Course Description
A data product is the production output from a statistical analysis. Data products automate complex analysis tasks or use technology to expand the utility of a data informed model, algorithm or inference. This course covers the basics of creating data products using Shiny, R packages, and interactive graphics. The course will focus on the statistical fundamentals of creating a data product that can be used to tell a story about data to a mass audience.
You will learn how communicate using statistics and statistical products. Emphasis will be paid to communicating uncertainty in statistical results. You will learn how to create simple Shiny web applications and R packages for their data products. In addition, we’ll cover reproducible presentations and interactive graphics.
Course content
- Shiny, rCharts, manipulate, googleVis
- Presenting data analysis, slidify, R Studio presenter.
- Students creating and deploying their projects
- Creating R packages, classes and methods, swirl.
Articles
Coming Soon!
What I’ve learned
Week 1
I got introduced to the shiny app, how you take the UI.R file and server.R file and use it to form a shiny app. What I got from it was you form inputs from your UI, then in your server file, you take them and do something with them to output it. And in your UI file, you generate the output. It has the idea of ui as a front end, and server as a back end. The basic idea is UI controls the appearance and style, whereas server controls the functions. I also learned about shiny gadgets, where you form small apps in your rstudio and you can interact with it. I also tried out pltoly and the Google Vis api to make amazing plots. I found this course to be pretty old, as shiny has developed quite a lot since then, and doing the projects made me realize that there are better ways to make a shiny app.
Week 2
This week was about r markdown and leaflet. Leaflet was new to me and I was really amazed how easy it was to create a map using R. the basic idea was to create a make a leaflet object with leaflet()
then use addTiles()
to form a basic map, and lastly addMarkers()
to add points.
Week 3
I learned about building r packages here. This was a really fun lecture because I always wondered how R packages were made. Important things I learned here were a package must consist of desciption file, R code, documentation and NAMESPACE. I also loved the Roxygen2 syntax that allows you to document your code in the code file itself.
Week 4
I learned about how to make swirl, there is this package called swirlify that allows you to build a swirl course yourself. Pretty cool.
Project
There were a total of 3 projects. The first one was about using the leaflet package, so I decided to plot a map that contained the Starbucks location in the United States.

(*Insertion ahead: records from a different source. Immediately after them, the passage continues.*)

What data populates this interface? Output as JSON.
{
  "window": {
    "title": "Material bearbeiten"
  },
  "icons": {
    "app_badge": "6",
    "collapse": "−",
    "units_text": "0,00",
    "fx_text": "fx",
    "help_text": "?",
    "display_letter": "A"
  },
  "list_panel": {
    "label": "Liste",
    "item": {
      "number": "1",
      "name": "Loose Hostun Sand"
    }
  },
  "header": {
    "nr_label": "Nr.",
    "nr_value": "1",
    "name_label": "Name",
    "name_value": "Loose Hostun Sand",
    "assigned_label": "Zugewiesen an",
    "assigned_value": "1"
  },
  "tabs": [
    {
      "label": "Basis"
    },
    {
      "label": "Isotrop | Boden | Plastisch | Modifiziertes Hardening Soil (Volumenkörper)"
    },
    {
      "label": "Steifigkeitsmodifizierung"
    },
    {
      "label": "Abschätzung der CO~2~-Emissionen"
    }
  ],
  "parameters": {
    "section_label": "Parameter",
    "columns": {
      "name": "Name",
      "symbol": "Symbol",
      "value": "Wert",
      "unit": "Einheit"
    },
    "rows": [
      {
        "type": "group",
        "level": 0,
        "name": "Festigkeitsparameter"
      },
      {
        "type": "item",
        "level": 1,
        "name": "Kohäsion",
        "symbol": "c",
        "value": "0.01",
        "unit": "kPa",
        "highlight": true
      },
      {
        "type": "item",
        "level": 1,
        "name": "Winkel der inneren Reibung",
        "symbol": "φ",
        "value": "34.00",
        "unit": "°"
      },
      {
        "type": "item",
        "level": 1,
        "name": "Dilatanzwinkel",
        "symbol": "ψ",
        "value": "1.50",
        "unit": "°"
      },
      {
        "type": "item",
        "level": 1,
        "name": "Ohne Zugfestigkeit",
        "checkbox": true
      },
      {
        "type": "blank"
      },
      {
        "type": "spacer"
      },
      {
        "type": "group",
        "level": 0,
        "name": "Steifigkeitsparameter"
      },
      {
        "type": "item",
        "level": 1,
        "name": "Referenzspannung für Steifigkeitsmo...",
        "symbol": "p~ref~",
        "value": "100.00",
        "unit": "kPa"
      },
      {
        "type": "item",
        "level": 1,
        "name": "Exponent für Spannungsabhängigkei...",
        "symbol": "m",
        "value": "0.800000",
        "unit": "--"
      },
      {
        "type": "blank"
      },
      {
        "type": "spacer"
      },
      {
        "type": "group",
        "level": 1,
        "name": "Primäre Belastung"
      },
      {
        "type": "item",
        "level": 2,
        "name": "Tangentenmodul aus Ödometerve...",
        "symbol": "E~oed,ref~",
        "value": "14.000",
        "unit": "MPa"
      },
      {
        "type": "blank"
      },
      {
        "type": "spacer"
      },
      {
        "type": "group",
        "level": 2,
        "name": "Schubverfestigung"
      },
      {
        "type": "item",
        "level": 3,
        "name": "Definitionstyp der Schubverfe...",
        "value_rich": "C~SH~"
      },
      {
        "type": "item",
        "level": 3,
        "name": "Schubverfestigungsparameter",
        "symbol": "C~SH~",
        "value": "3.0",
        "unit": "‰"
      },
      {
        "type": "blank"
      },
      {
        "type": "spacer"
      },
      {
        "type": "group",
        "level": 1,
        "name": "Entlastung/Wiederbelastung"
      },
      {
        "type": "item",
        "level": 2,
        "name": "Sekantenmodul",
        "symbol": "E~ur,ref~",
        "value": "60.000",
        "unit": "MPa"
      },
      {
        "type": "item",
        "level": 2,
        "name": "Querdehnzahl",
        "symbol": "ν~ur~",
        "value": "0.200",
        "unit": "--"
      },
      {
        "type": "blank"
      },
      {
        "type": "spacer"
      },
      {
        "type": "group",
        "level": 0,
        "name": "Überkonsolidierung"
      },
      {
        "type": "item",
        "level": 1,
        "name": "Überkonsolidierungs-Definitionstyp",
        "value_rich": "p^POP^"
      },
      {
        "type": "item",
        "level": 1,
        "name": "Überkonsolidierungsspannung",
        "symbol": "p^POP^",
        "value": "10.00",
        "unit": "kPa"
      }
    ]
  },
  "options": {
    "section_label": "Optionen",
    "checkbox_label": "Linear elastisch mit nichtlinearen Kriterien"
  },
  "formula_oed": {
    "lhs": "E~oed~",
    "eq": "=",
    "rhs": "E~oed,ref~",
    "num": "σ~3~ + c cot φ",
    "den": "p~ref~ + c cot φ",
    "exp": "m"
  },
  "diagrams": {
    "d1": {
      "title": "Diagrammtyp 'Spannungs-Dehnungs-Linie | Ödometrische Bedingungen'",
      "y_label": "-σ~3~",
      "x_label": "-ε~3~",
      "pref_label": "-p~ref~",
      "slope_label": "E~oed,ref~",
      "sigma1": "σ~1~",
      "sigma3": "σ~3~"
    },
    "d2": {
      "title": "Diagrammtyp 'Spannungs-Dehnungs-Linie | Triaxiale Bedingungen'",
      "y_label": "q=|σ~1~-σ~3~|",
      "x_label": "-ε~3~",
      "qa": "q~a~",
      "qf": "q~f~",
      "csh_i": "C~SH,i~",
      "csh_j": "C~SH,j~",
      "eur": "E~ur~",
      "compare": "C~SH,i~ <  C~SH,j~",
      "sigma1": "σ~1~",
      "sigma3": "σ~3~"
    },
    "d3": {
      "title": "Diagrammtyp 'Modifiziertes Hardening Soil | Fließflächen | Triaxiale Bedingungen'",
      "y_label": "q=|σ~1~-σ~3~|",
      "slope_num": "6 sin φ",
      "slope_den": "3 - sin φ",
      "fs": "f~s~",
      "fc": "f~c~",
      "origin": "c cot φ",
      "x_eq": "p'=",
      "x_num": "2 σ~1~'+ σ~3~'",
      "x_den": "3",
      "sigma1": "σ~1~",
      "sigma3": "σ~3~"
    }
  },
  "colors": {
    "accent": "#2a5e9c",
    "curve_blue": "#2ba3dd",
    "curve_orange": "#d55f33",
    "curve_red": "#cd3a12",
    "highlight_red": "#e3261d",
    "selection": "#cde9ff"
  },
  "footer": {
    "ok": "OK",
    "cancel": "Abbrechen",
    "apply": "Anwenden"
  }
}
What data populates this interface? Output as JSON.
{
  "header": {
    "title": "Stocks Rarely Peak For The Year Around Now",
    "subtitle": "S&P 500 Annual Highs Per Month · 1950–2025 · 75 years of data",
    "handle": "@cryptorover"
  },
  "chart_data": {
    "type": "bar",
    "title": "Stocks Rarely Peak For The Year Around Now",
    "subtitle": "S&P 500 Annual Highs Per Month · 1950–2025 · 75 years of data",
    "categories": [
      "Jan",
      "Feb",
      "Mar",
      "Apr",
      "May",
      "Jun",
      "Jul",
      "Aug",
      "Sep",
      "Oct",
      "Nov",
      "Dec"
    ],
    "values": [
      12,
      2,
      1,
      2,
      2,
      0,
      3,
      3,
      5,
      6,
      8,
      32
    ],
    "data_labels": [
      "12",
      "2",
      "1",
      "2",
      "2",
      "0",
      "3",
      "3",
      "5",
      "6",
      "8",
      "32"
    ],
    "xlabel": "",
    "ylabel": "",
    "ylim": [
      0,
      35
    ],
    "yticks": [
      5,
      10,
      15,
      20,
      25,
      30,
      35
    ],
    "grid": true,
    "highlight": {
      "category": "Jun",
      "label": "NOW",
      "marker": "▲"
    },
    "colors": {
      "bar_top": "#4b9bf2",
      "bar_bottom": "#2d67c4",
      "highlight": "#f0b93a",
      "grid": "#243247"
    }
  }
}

The second project was about using the R markdown and plotly to create a presentation. I used the gapminder data and used plotly to animate the GDP and life expectancy relationship over the years
The last project was about creating a shiny app and a reproducible pitch to talk about the presentation. I made a simple covid-19 dashboard with the covid19 package, it was really intuitive to use. I switched up how I create the presentation and used the slidy format instead of the ioslides, and it looked a lot nicer and had a wider form, which was great.
Overall this course was pretty shallow, would’ve loved more content about building the shiny app, and then deploying it, possible using docker to containerize.